Design and analysis of HSC-BPPV diagnostic maneuver based on virtual simulation.

Abstract

The preferred supine roll test for the diagnosis of horizontal semicircular canal BPPV has several disadvantages, including difficulty in locating the affected ear, inconsistent nystagmus performance on repeated testing, and lack of a typical latency period, resulting in insensitive diagnosis. To investigate novel diagnostic techniques with more scientific design, more accessible application, and better diagnostic sensitivity and specificity. Based on clinical microscopic CT data, we created a virtual simulation model of BPPV using Unity software. The physical simulation of the traditional supine roll test was performed to observe and analyse the movement of the otoliths, whose initial position was the typical stable position. In addition, the normal vectors of the plane and crista ampullaris of the horizontal semicircular canal were measured using 3D Slicer software. Based on this, we analyzed the critical steps for designing diagnostic maneuvers for BPPV in the horizontal semicircular canal.
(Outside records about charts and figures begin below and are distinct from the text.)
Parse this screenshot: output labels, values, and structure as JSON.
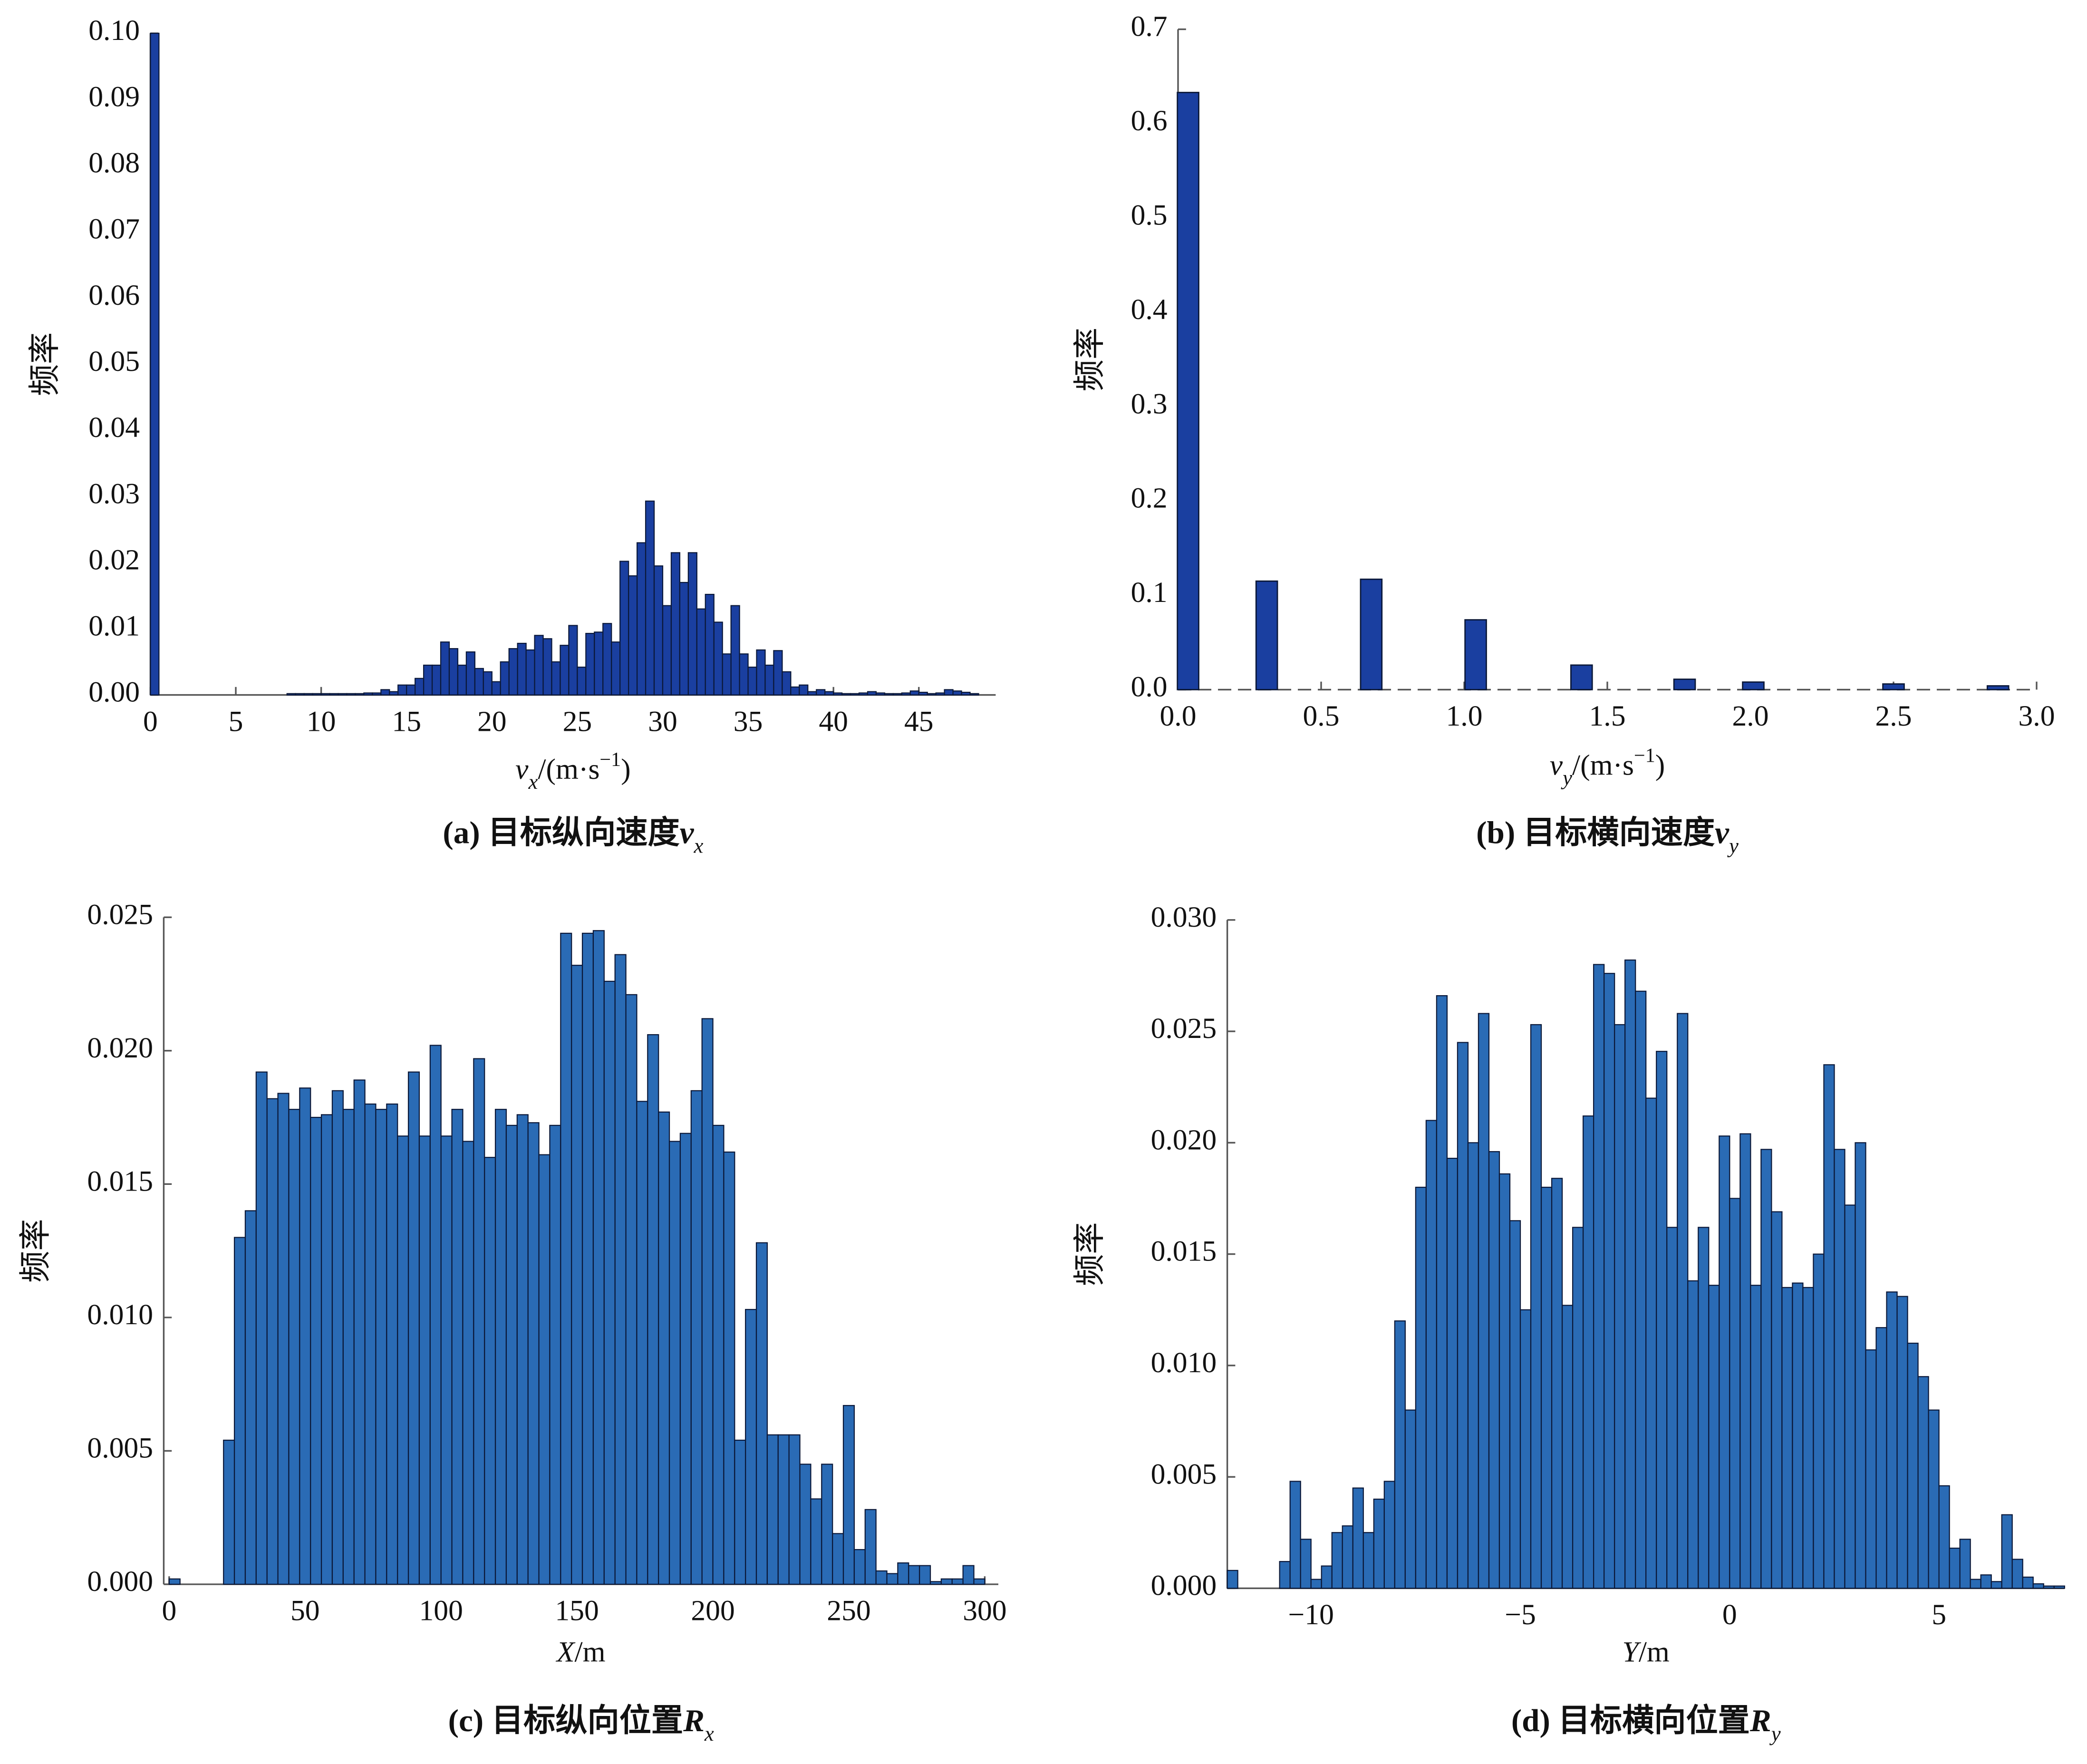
{
  "chart_data": [
    {
      "type": "histogram",
      "color": "#1a3fa0",
      "caption": [
        {
          "text": "(a) 目标纵向速度",
          "style": "normal"
        },
        {
          "text": "v",
          "style": "italic"
        },
        {
          "text": "x",
          "style": "sub"
        }
      ],
      "xlabel": [
        {
          "text": "v",
          "style": "italic"
        },
        {
          "text": "x",
          "style": "sub"
        },
        {
          "text": "/(m·s",
          "style": "normal"
        },
        {
          "text": "−1",
          "style": "sup"
        },
        {
          "text": ")",
          "style": "normal"
        }
      ],
      "ylabel": "频率",
      "xlim": [
        0,
        49.5
      ],
      "ylim": [
        0,
        0.1
      ],
      "xticks": [
        0,
        5,
        10,
        15,
        20,
        25,
        30,
        35,
        40,
        45
      ],
      "yticks": [
        {
          "value": 0,
          "label": "0.00"
        },
        0.01,
        0.02,
        0.03,
        0.04,
        0.05,
        0.06,
        0.07,
        0.08,
        0.09,
        {
          "value": 0.1,
          "label": "0.10"
        }
      ],
      "bins": [
        0,
        0.5,
        1,
        1.5,
        2,
        2.5,
        3,
        3.5,
        4,
        4.5,
        5,
        5.5,
        6,
        6.5,
        7,
        7.5,
        8,
        8.5,
        9,
        9.5,
        10,
        10.5,
        11,
        11.5,
        12,
        12.5,
        13,
        13.5,
        14,
        14.5,
        15,
        15.5,
        16,
        16.5,
        17,
        17.5,
        18,
        18.5,
        19,
        19.5,
        20,
        20.5,
        21,
        21.5,
        22,
        22.5,
        23,
        23.5,
        24,
        24.5,
        25,
        25.5,
        26,
        26.5,
        27,
        27.5,
        28,
        28.5,
        29,
        29.5,
        30,
        30.5,
        31,
        31.5,
        32,
        32.5,
        33,
        33.5,
        34,
        34.5,
        35,
        35.5,
        36,
        36.5,
        37,
        37.5,
        38,
        38.5,
        39,
        39.5,
        40,
        40.5,
        41,
        41.5,
        42,
        42.5,
        43,
        43.5,
        44,
        44.5,
        45,
        45.5,
        46,
        46.5,
        47,
        47.5,
        48,
        48.5
      ],
      "values": [
        0.1,
        0,
        0,
        0,
        0,
        0,
        0,
        0,
        0,
        0,
        0,
        0,
        0,
        0,
        0,
        0,
        0.0002,
        0.0002,
        0.0002,
        0.0002,
        0.0002,
        0.0002,
        0.0002,
        0.0002,
        0.0002,
        0.0003,
        0.0003,
        0.0008,
        0.0005,
        0.0015,
        0.0015,
        0.0025,
        0.0045,
        0.0045,
        0.008,
        0.007,
        0.0045,
        0.0065,
        0.004,
        0.0035,
        0.002,
        0.005,
        0.007,
        0.0078,
        0.0068,
        0.009,
        0.0085,
        0.005,
        0.0075,
        0.0105,
        0.0042,
        0.0093,
        0.0095,
        0.0108,
        0.008,
        0.0202,
        0.018,
        0.023,
        0.0293,
        0.0195,
        0.0135,
        0.0215,
        0.017,
        0.0215,
        0.013,
        0.0152,
        0.011,
        0.0062,
        0.0135,
        0.0062,
        0.0042,
        0.0068,
        0.0045,
        0.0067,
        0.0035,
        0.0012,
        0.0015,
        0.0005,
        0.0008,
        0.0005,
        0.0003,
        0.0002,
        0.0002,
        0.0003,
        0.0005,
        0.0003,
        0.0002,
        0.0002,
        0.0003,
        0.0006,
        0.0004,
        0.0002,
        0.0003,
        0.0008,
        0.0006,
        0.0004,
        0.0002
      ]
    },
    {
      "type": "bar",
      "color": "#1a3fa0",
      "caption": [
        {
          "text": "(b) 目标横向速度",
          "style": "normal"
        },
        {
          "text": "v",
          "style": "italic"
        },
        {
          "text": "y",
          "style": "sub"
        }
      ],
      "xlabel": [
        {
          "text": "v",
          "style": "italic"
        },
        {
          "text": "y",
          "style": "sub"
        },
        {
          "text": "/(m·s",
          "style": "normal"
        },
        {
          "text": "−1",
          "style": "sup"
        },
        {
          "text": ")",
          "style": "normal"
        }
      ],
      "ylabel": "频率",
      "xlim": [
        0,
        3.0
      ],
      "ylim": [
        0,
        0.7
      ],
      "xticks": [
        {
          "value": 0,
          "label": "0.0"
        },
        0.5,
        {
          "value": 1,
          "label": "1.0"
        },
        1.5,
        {
          "value": 2,
          "label": "2.0"
        },
        2.5,
        {
          "value": 3,
          "label": "3.0"
        }
      ],
      "yticks": [
        {
          "value": 0,
          "label": "0.0"
        },
        0.1,
        0.2,
        0.3,
        0.4,
        0.5,
        0.6,
        0.7
      ],
      "x": [
        0.035,
        0.31,
        0.675,
        1.04,
        1.41,
        1.77,
        2.01,
        2.5,
        2.865
      ],
      "values": [
        0.633,
        0.115,
        0.117,
        0.074,
        0.026,
        0.011,
        0.008,
        0.006,
        0.004
      ]
    },
    {
      "type": "histogram",
      "color": "#2a6bb5",
      "caption": [
        {
          "text": "(c) 目标纵向位置",
          "style": "normal"
        },
        {
          "text": "R",
          "style": "italic"
        },
        {
          "text": "x",
          "style": "sub"
        }
      ],
      "xlabel": [
        {
          "text": "X",
          "style": "italic"
        },
        {
          "text": "/m",
          "style": "normal"
        }
      ],
      "ylabel": "频率",
      "xlim": [
        -2,
        305
      ],
      "ylim": [
        0,
        0.025
      ],
      "xticks": [
        0,
        50,
        100,
        150,
        200,
        250,
        300
      ],
      "yticks": [
        {
          "value": 0,
          "label": "0.000"
        },
        0.005,
        {
          "value": 0.01,
          "label": "0.010"
        },
        0.015,
        {
          "value": 0.02,
          "label": "0.020"
        },
        0.025
      ],
      "bins": [
        0,
        4,
        8,
        12,
        16,
        20,
        24,
        28,
        32,
        36,
        40,
        44,
        48,
        52,
        56,
        60,
        64,
        68,
        72,
        76,
        80,
        84,
        88,
        92,
        96,
        100,
        104,
        108,
        112,
        116,
        120,
        124,
        128,
        132,
        136,
        140,
        144,
        148,
        152,
        156,
        160,
        164,
        168,
        172,
        176,
        180,
        184,
        188,
        192,
        196,
        200,
        204,
        208,
        212,
        216,
        220,
        224,
        228,
        232,
        236,
        240,
        244,
        248,
        252,
        256,
        260,
        264,
        268,
        272,
        276,
        280,
        284,
        288,
        292,
        296,
        300
      ],
      "values": [
        0.0002,
        0,
        0,
        0,
        0,
        0.0054,
        0.013,
        0.014,
        0.0192,
        0.0182,
        0.0184,
        0.0178,
        0.0186,
        0.0175,
        0.0176,
        0.0185,
        0.0178,
        0.0189,
        0.018,
        0.0178,
        0.018,
        0.0168,
        0.0192,
        0.0168,
        0.0202,
        0.0168,
        0.0178,
        0.0166,
        0.0197,
        0.016,
        0.0178,
        0.0172,
        0.0176,
        0.0173,
        0.0161,
        0.0172,
        0.0244,
        0.0232,
        0.0244,
        0.0245,
        0.0226,
        0.0236,
        0.0221,
        0.0181,
        0.0206,
        0.0177,
        0.0166,
        0.0169,
        0.0185,
        0.0212,
        0.0172,
        0.0162,
        0.0054,
        0.0103,
        0.0128,
        0.0056,
        0.0056,
        0.0056,
        0.0045,
        0.0032,
        0.0045,
        0.0019,
        0.0067,
        0.0013,
        0.0028,
        0.0005,
        0.0004,
        0.0008,
        0.0007,
        0.0007,
        0.0001,
        0.0002,
        0.0002,
        0.0007,
        0.0002
      ]
    },
    {
      "type": "histogram",
      "color": "#2a6bb5",
      "caption": [
        {
          "text": "(d) 目标横向位置",
          "style": "normal"
        },
        {
          "text": "R",
          "style": "italic"
        },
        {
          "text": "y",
          "style": "sub"
        }
      ],
      "xlabel": [
        {
          "text": "Y",
          "style": "italic"
        },
        {
          "text": "/m",
          "style": "normal"
        }
      ],
      "ylabel": "频率",
      "xlim": [
        -12,
        8
      ],
      "ylim": [
        0,
        0.03
      ],
      "xticks": [
        {
          "value": -10,
          "label": "−10"
        },
        {
          "value": -5,
          "label": "−5"
        },
        0,
        5
      ],
      "yticks": [
        {
          "value": 0,
          "label": "0.000"
        },
        0.005,
        {
          "value": 0.01,
          "label": "0.010"
        },
        0.015,
        {
          "value": 0.02,
          "label": "0.020"
        },
        0.025,
        {
          "value": 0.03,
          "label": "0.030"
        }
      ],
      "bins": [
        -12,
        -11.75,
        -11.5,
        -11.25,
        -11,
        -10.75,
        -10.5,
        -10.25,
        -10,
        -9.75,
        -9.5,
        -9.25,
        -9,
        -8.75,
        -8.5,
        -8.25,
        -8,
        -7.75,
        -7.5,
        -7.25,
        -7,
        -6.75,
        -6.5,
        -6.25,
        -6,
        -5.75,
        -5.5,
        -5.25,
        -5,
        -4.75,
        -4.5,
        -4.25,
        -4,
        -3.75,
        -3.5,
        -3.25,
        -3,
        -2.75,
        -2.5,
        -2.25,
        -2,
        -1.75,
        -1.5,
        -1.25,
        -1,
        -0.75,
        -0.5,
        -0.25,
        0,
        0.25,
        0.5,
        0.75,
        1,
        1.25,
        1.5,
        1.75,
        2,
        2.25,
        2.5,
        2.75,
        3,
        3.25,
        3.5,
        3.75,
        4,
        4.25,
        4.5,
        4.75,
        5,
        5.25,
        5.5,
        5.75,
        6,
        6.25,
        6.5,
        6.75,
        7,
        7.25,
        7.5,
        7.75,
        8
      ],
      "values": [
        0.0008,
        0,
        0,
        0,
        0,
        0.0012,
        0.0048,
        0.0022,
        0.0004,
        0.001,
        0.0025,
        0.0028,
        0.0045,
        0.0025,
        0.004,
        0.0048,
        0.012,
        0.008,
        0.018,
        0.021,
        0.0266,
        0.0193,
        0.0245,
        0.02,
        0.0258,
        0.0196,
        0.0186,
        0.0165,
        0.0125,
        0.0253,
        0.018,
        0.0184,
        0.0127,
        0.0162,
        0.0212,
        0.028,
        0.0276,
        0.0253,
        0.0282,
        0.0268,
        0.022,
        0.0241,
        0.0162,
        0.0258,
        0.0138,
        0.0162,
        0.0136,
        0.0203,
        0.0175,
        0.0204,
        0.0136,
        0.0197,
        0.0169,
        0.0135,
        0.0137,
        0.0135,
        0.015,
        0.0235,
        0.0197,
        0.0172,
        0.02,
        0.0107,
        0.0117,
        0.0133,
        0.0131,
        0.011,
        0.0095,
        0.008,
        0.0046,
        0.0018,
        0.0022,
        0.0004,
        0.0006,
        0.0003,
        0.0033,
        0.0013,
        0.0005,
        0.0002,
        0.0001,
        0.0001
      ]
    }
  ]
}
For a more accurate diagnosis of horizontal semicircular canal BPPV, it is critical to rotate the horizontal semicircular canal to be parallel to gravity. It is also necessary to move the otolith by swinging the head. As a result, we developed two diagnostic maneuvers: the 60° roll test and the prone roll test. We also performed simulations to observe otolith movement and predict nystagmus performance. The 60° roll test and the prone roll test can complement the supine roll test. Compared to the supine roll test, they not only effectively differentiate canalolithiasis from cupulolithiasis, but also make it easier to determine the position of the otoliths, and the characteristics of the nystagmus are more pronounced. Significant diagnostic features have significant potential benefits for home and telemedicine.